Rosemary was moved from school to school, from program to program, in hopes of making her "normal".  When I look at what she was in her early life, I have to admit I think I'd be thrilled if Janey was able to do the things she could do.  But I don't think it ever was considered to just work with what she had, to say "let's find a way to give her a good life with the abilities she has right now"  I wonder if that had a part in her lashing out eventually.  I think about what it must feel like to be constantly pushed to do or learn things that are beyond one's ability.  If someone decided to spend all their time trying to teach me calculus, or even legible handwriting, or gymnastics, or hairdressing, or a number of things I can't do and I honestly don't think I'm capable of doing, I can't even imagine how upset I'd feel after just even a few hours.  If this went on for years, I think I'd be very, very ready to lash out in any way necessary to get it all to stop.  I don't blame her parents.  In many ways, they were ahead of their time.  They wanted to give Rosemary the best life they could, and in their time, that would be by making her not disabled, and like so many desperate parents, they did everything they could to try to do that.

There's a fine line, of course, between teaching someone what they CAN learn and not pushing them to do what they CAN'T learn.  I know it's sometimes impossible to know where that line is.  But I think our kids let us know.  Janey learns eagerly, when she is able to.  I have to trust her enough to believe that she isn't trying NOT to learn.  I have to believe that the fact she can't read or usually talk in full sentences or be completely toilet trained after many, many years of working on those things means that to some extent, there is a reason she can't learn those things.  It's not giving up to admit that, I don't think, any more than it's not me giving up that leads me to say I'll never be a mathematician or a gymnast or a hairdresser.  It's a matter of deciding whether to go with strengths or not.

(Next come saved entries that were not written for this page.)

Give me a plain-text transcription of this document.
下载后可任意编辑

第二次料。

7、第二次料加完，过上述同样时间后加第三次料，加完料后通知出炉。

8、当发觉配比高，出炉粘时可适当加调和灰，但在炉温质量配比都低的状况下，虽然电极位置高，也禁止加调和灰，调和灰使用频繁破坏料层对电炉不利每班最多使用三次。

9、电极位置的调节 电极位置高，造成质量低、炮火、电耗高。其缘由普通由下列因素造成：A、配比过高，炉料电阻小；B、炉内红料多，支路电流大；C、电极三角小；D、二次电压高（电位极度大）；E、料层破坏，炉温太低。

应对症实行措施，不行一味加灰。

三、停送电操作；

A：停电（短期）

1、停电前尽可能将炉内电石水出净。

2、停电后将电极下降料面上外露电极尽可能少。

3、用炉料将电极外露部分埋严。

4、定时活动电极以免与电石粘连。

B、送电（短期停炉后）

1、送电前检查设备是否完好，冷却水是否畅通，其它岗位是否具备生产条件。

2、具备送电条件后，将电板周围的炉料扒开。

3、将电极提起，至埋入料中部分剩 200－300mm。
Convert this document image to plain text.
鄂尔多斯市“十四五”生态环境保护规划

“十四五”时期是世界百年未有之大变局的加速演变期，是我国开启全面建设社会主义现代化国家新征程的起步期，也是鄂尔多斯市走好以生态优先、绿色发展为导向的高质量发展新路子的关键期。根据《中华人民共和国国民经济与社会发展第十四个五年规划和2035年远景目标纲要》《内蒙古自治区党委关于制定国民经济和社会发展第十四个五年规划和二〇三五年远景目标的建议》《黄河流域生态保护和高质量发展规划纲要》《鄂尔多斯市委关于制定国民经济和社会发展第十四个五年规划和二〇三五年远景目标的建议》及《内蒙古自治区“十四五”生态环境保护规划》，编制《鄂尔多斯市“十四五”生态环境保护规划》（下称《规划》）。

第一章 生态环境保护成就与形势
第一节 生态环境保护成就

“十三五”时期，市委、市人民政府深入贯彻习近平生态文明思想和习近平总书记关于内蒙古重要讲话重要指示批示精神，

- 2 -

In the end, although Rosemary's life story is very sad in a lot of ways, I was hugely touched by something her sister Eunice, founder of Special Olympics, said in a speech in 2007 "Tonight, I want to say what I have never said before: more than any one single individual, Rosemary made the difference"  She was referring there to her influence on her brother's presidency, but in many ways, the fact that she was part of a hugely influential family who devoted much time and energy and money to helping the disabled means that she made a difference for probably millions of lives.  She mattered, as does Janey, as do all our daughters and sons with disabilities.